Короче, в день, когда он умер, редактор объявил, что отпускает всех пораньше. Мы все пошли в стейк-хаус под названием «Гриль», где Арчер, как известно, непременно выпивал «манхэттен» в пять часов вечера в пятницу, если был в это время в городе. То был атавизм, пережиток из эпохи предыдущего редактора нашего журнала. Сильван и его старые друзья-писатели, которые тоже охотились на медведей и жили с великанским размахом, встречали предыдущего редактора в «Гриле» и пили шотландский виски до отключки. Наш редактор, преемник арчеровского редактора, проставил всем «манхэттены» в его честь. Я выпила три, хотя меня тошнит от вермута. Мы пили за Арчера и говорили о том, каким литературным львом он был и как его призрак маячит на заднем плане всех наших статей, напоминая, что от нас ожидается и требуется.
Редактор перечислил несколько наших материалов и сказал, что их авторы – подлинные наследники таланта Арчера. Мои статьи упоминания не удостоились. Я улыбалась и делала вид, что не заметила. Но все это время только и думала: что я здесь делаю? Зачем пью «манхэттены» и пытаюсь притвориться своей среди людей, с которыми у меня давно нет ничего общего? Может, у меня никогда и не было с ними ничего общего, но я все равно пыталась прикинуться своей, а потом вдруг, как-то разом перестала прикидываться.
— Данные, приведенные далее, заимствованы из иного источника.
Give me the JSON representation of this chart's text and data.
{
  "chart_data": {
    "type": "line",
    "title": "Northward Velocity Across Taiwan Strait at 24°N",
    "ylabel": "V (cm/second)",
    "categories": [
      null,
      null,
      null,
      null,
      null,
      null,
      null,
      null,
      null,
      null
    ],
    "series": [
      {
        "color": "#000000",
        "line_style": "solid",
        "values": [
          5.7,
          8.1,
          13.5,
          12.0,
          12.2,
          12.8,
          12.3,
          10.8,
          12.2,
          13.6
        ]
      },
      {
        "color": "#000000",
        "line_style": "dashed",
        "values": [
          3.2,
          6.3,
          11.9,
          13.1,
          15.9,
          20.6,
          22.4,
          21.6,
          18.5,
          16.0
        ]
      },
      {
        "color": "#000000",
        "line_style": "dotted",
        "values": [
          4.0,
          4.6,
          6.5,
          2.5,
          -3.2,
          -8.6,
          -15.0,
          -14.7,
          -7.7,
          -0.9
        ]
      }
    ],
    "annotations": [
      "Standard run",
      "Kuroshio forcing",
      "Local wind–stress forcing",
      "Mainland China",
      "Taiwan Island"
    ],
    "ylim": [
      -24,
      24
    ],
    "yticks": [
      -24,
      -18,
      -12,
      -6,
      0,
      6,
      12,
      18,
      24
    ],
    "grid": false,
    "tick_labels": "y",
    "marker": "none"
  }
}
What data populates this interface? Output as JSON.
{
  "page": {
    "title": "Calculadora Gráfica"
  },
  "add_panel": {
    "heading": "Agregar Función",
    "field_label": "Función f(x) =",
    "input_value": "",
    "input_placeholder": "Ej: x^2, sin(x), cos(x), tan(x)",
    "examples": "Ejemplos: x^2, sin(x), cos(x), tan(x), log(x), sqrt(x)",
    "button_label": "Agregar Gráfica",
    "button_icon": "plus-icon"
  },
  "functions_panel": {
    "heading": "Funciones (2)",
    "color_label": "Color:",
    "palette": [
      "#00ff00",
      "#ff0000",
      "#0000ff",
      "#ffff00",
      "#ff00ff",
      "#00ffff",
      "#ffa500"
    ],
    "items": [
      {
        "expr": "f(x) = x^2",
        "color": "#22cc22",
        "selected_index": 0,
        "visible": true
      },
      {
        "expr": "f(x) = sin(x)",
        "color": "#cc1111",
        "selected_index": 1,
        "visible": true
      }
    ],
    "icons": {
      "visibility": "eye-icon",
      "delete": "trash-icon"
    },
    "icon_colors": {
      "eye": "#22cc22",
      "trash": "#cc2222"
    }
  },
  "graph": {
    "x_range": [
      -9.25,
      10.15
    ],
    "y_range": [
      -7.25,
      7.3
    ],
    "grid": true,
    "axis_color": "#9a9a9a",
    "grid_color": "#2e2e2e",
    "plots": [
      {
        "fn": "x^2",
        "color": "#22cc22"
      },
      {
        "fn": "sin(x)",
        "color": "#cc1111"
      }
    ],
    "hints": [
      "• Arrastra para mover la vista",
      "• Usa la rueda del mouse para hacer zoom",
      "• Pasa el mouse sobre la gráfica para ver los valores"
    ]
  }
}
У женщины в мужском журнале вполне конкретная задача: быть послушной или быть скандалисткой. Быть человеком из разряда «других», задавать вопросы, которые не могут задавать мужчины в эпоху свирепеющей политической корректности. Или быть игривым котеночком с удивленно распахнутыми глазами, который, возможно, не прочь порезвиться в постели с интервьюируемым. После того как у меня родилась Саша, я уже не знала точно, каково мое амплуа, хотя в свое время бывала в обоих. Неважно, какая ты женщина; даже если в тебе сразу много разных женщин, все равно ты всего лишь женщина, то есть всегда будешь значить чуточку меньше мужчины.